Dr. Xiao considered his words in silence, a kindly expression on her face. But then, as if abruptly aware she had a backlog of patients in the waiting room, she said, “Thank you so much for sharing your feelings with me, Matthew.” She wrote something out on a slip of paper and handed it to him. “Here’s a script for alprazolam. This may help you until you find your feet, but I’m not giving you a refill. Antidepressants tend to mask pain rather than heal it.”
“That’s it?” Stone said.
“Dr. Zeilich will be with you in just a few minutes. He is an excellent therapist. He can help you.”
“Don’t go,” Stone said.
“I’m sorry, I have other patients to attend to.”
“Please,” Stone said, “just stay with me a bit longer.”

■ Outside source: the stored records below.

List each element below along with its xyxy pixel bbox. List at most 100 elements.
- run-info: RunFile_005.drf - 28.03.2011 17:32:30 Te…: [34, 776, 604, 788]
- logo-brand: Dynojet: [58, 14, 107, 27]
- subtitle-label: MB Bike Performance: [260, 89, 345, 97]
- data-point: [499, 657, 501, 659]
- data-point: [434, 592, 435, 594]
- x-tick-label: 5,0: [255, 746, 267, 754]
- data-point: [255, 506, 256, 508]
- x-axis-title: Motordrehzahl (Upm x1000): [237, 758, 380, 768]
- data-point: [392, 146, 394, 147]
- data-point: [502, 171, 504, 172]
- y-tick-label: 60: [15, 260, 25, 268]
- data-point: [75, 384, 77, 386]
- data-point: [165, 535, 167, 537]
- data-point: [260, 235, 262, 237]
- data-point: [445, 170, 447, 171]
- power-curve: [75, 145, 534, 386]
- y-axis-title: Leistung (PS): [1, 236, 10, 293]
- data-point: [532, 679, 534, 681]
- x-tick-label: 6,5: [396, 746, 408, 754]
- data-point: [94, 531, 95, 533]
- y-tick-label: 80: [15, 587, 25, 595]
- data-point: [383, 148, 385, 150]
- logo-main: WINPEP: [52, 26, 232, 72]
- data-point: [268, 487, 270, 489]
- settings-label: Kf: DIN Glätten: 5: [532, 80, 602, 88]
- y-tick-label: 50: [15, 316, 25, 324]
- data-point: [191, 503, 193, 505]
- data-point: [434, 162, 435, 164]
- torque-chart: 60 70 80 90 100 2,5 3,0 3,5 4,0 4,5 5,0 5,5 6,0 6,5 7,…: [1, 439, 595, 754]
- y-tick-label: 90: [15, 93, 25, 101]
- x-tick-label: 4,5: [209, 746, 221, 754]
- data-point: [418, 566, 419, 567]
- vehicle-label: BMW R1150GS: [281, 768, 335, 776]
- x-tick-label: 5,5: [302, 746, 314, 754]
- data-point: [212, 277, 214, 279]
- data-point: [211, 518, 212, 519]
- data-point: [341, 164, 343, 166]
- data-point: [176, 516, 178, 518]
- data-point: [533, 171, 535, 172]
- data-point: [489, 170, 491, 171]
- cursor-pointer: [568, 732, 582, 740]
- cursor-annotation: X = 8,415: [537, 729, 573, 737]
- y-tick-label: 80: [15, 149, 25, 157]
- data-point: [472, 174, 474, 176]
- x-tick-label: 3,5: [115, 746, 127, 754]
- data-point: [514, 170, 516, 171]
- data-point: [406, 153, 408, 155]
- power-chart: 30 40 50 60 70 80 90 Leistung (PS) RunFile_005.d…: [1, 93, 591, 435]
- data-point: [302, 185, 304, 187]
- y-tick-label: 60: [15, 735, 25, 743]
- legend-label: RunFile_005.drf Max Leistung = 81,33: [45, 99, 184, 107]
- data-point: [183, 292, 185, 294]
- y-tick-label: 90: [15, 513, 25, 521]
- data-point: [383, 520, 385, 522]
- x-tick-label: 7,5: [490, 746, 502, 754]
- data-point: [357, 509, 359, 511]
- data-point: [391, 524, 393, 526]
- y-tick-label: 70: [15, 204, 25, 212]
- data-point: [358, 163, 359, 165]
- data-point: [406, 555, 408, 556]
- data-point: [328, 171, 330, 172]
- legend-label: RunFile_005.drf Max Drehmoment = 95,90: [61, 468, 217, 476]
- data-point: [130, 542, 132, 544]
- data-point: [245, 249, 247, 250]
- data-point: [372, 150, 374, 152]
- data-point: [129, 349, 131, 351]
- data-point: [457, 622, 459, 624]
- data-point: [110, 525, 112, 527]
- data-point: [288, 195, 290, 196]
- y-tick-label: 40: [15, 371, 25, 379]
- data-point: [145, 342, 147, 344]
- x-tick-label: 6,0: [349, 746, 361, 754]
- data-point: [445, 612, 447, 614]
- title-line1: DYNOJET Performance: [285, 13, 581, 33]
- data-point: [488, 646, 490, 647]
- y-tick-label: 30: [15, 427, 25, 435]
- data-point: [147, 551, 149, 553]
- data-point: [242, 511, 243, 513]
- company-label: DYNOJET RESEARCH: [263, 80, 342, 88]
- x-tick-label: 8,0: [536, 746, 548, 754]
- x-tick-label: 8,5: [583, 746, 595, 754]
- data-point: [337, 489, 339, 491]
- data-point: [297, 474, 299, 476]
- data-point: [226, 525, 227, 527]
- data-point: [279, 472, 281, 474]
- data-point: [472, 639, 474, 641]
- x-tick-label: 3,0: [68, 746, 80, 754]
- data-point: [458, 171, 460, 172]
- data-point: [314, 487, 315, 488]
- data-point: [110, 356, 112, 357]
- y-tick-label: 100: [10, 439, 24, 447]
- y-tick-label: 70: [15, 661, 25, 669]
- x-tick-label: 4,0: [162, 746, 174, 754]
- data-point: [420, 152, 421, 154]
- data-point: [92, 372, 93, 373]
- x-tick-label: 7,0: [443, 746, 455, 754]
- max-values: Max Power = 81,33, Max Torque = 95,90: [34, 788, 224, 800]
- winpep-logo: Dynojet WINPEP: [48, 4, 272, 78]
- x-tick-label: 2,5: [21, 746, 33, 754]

Dr. Xiao’s sympathetic expression reformed into a professional mask. “Please tell Dr. Zeilich about your grief, your feelings of inadequacy. He’s properly trained to help you. It sounds like you’ve got a lot of work to do, but try to remember that you have the power to heal yourself.”
For a moment, Stone thought she had said “you have the power to kill yourself,” but it was simply an acoustic blip that made the two words sound similar.
“The nurse will be along in just a moment to take your blood,” Dr. Xiao said.